1830 Oxf. Why Warwicke, canst thou speak against thy Liege,
Whom thou obeyd'st thirtie and six yeeres,
And not bewray thy Treason with a Blush?
Warw. Can Oxford, that did euer fence the right,
Now buckler Falsehood with a Pedigree?
1835For shame leaue Henry, and call Edward King.
Oxf. Call him my King, by whose iniurious doome
My elder Brother, the Lord Aubrey Vere
Was done to death? and more then so, my Father,
Euen in the downe-fall of his mellow'd yeeres,
1840When Nature brought him to the doore of Death?
No Warwicke, no: while Life vpholds this Arme,
This Arme vpholds the House of Lancaster.
Warw.

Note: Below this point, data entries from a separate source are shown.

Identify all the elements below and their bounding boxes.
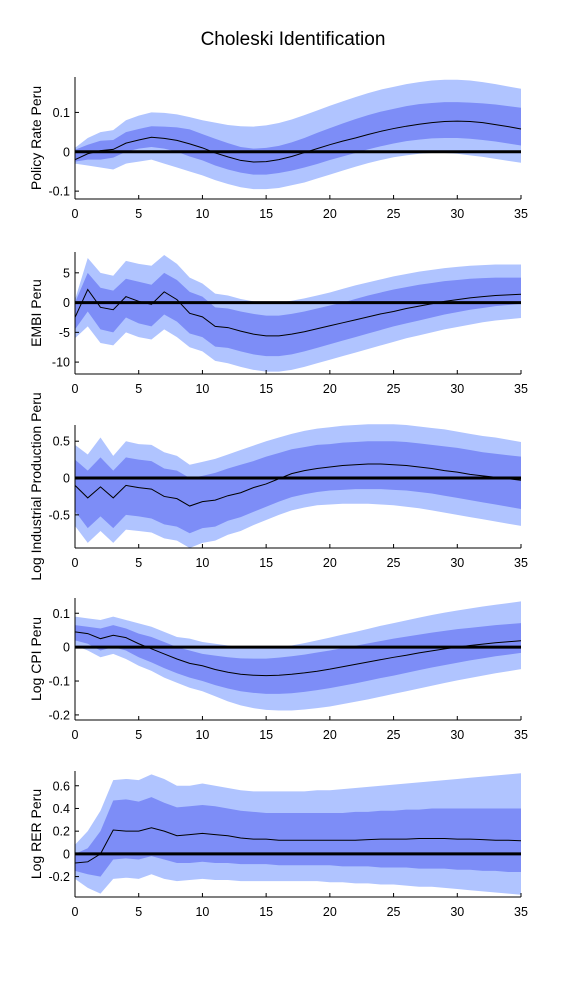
x-tick-label: 25 (387, 905, 401, 919)
panel-3: 0 5 10 15 20 25 30 35 0.5 0 -0.5 Log Industrial Pro… (28, 392, 528, 580)
x-tick-label: 20 (323, 556, 337, 570)
y-axis-label: Log RER Peru (28, 789, 44, 879)
response-line (74, 631, 522, 677)
y-axis-label: Log Industrial Production Peru (28, 392, 44, 580)
y-tick-label: 0.6 (53, 779, 70, 793)
x-tick-label: 20 (323, 382, 337, 396)
y-tick-label: -0.1 (48, 185, 70, 199)
x-tick-label: 25 (387, 556, 401, 570)
x-tick-label: 30 (450, 905, 464, 919)
y-tick-label: 0.1 (53, 607, 70, 621)
y-tick-label: 0 (63, 641, 70, 655)
x-tick-label: 10 (195, 905, 209, 919)
y-tick-label: 0 (63, 296, 70, 310)
y-tick-label: -0.2 (48, 870, 70, 884)
inner-band (75, 102, 521, 175)
y-tick-label: 0.4 (53, 802, 70, 816)
y-axis-label: Policy Rate Peru (28, 86, 44, 190)
response-line (74, 288, 522, 337)
y-tick-label: -0.5 (48, 508, 70, 522)
x-tick-label: 30 (450, 728, 464, 742)
x-tick-label: 5 (135, 382, 142, 396)
x-tick-label: 10 (195, 728, 209, 742)
x-tick-label: 30 (450, 556, 464, 570)
x-tick-label: 15 (259, 556, 273, 570)
x-tick-label: 30 (450, 382, 464, 396)
x-tick-label: 5 (135, 905, 142, 919)
y-tick-label: 0 (63, 847, 70, 861)
panel-2: 0 5 10 15 20 25 30 35 5 0 -5 -10 EMBI Peru (28, 252, 528, 396)
y-axis-label: Log CPI Peru (28, 617, 44, 701)
y-tick-label: 0.2 (53, 825, 70, 839)
x-tick-label: 35 (514, 556, 528, 570)
x-tick-label: 35 (514, 905, 528, 919)
y-tick-label: -0.2 (48, 708, 70, 722)
y-tick-label: -5 (59, 326, 70, 340)
x-tick-label: 25 (387, 728, 401, 742)
y-tick-label: 0 (63, 472, 70, 486)
y-tick-label: -10 (52, 356, 70, 370)
x-tick-label: 30 (450, 207, 464, 221)
panel-4: 0 5 10 15 20 25 30 35 0.1 0 -0.1 -0.2 Log CPI Peru (28, 598, 528, 742)
x-tick-label: 20 (323, 905, 337, 919)
y-axis-label: EMBI Peru (28, 279, 44, 347)
x-tick-label: 25 (387, 382, 401, 396)
response-line (74, 463, 522, 507)
x-tick-label: 35 (514, 207, 528, 221)
y-tick-label: 0.5 (53, 435, 70, 449)
y-tick-label: -0.1 (48, 675, 70, 689)
x-tick-label: 10 (195, 556, 209, 570)
y-tick-label: 5 (63, 266, 70, 280)
x-tick-label: 15 (259, 382, 273, 396)
inner-band (75, 272, 521, 357)
x-tick-label: 0 (72, 905, 79, 919)
panel-5: 0 5 10 15 20 25 30 35 0.6 0.4 0.2 0 -0.2 Log RER Peru (28, 771, 528, 919)
figure-title: Choleski Identification (201, 29, 386, 50)
x-tick-label: 35 (514, 728, 528, 742)
x-tick-label: 10 (195, 207, 209, 221)
x-tick-label: 15 (259, 207, 273, 221)
x-tick-label: 0 (72, 556, 79, 570)
x-tick-label: 5 (135, 556, 142, 570)
inner-band (75, 797, 521, 877)
x-tick-label: 20 (323, 728, 337, 742)
y-tick-label: 0 (63, 145, 70, 159)
x-tick-label: 25 (387, 207, 401, 221)
x-tick-label: 20 (323, 207, 337, 221)
x-tick-label: 15 (259, 728, 273, 742)
x-tick-label: 5 (135, 728, 142, 742)
x-tick-label: 0 (72, 382, 79, 396)
x-tick-label: 0 (72, 728, 79, 742)
inner-band (75, 623, 521, 694)
x-tick-label: 15 (259, 905, 273, 919)
y-tick-label: 0.1 (53, 106, 70, 120)
x-tick-label: 5 (135, 207, 142, 221)
inner-band (75, 441, 521, 534)
response-line (74, 120, 522, 163)
x-tick-label: 35 (514, 382, 528, 396)
response-line (74, 827, 522, 864)
x-tick-label: 10 (195, 382, 209, 396)
x-tick-label: 0 (72, 207, 79, 221)
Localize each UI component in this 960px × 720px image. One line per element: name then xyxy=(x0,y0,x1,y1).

And I the House of Yorke.
Lewis. Queene Margaret, Prince Edward, and Oxford,
1845Vouchsafe at our request, to stand aside,
While I vse further conference with Warwicke.
They stand aloofe.
Marg. Heauens graunt, that Warwickes wordes be-
witch him not.
1850 Lew. Now Warwicke, tell me euen vpon thy conscience
Is Edward your true King? for I were loth
To linke with him, that were not lawfull chosen.
Warw. Thereon I pawne my Credit, and mine Ho-
nor.
1855Lewis. But is hee gracious in the Peoples eye?
Warw. The more, that Henry was vnfortunate.
Lewis. Then further: all dissembling set aside,
Tell me for truth, the measure of his Loue
Vnto our Sister Bona.
1860War. Such it seemes,
As may beseeme a Monarch like himselfe.
My selfe haue often heard him say, and sweare,
That this his Loue was an externall Plant,
Whereof the Root was fixt in Vertues ground,
1865The Leaues and Fruit maintain'd with Beauties Sunne,
Exempt from Enuy, but not from Disdaine,
Vnlesse the Lady Bona quit his paine.
Lewis. Now Sister, let vs heare your firme resolue.
Bona. Your graunt, or your denyall, shall be mine.
1870Yet I confesse, that often ere this day,
Speaks to War.
When I haue heard your Kings desert recounted,
Mine eare hath tempted iudgement to desire.
Lewis. Then Warwicke, thus:
Our Sister shall be Edwards.
1875And now forthwith shall Articles be drawne,
Touching the Ioynture that your King must make,
Which with her Dowrie shall be counter-poys'd:
Draw neere, Queene Margaret, and be a witnesse,
That Bona shall be Wife to the English King.
1880Pr.Edw. To Edward, but not to the English King.
Marg. Deceitfull Warwicke, it was thy deuice,
By this alliance to make void my suit:
Before thy comming, Lewis was Henries friend.
Lewis. And still is friend to him, and Margaret.
1885But if your Title to the Crowne be weake,
As may appeare by Edwards good successe:
Then 'tis but reason, that I be releas'd
From giuing ayde, which late I promised.
Yet shall you haue all kindnesse at my hand,
1890That your Estate requires, and mine can yeeld.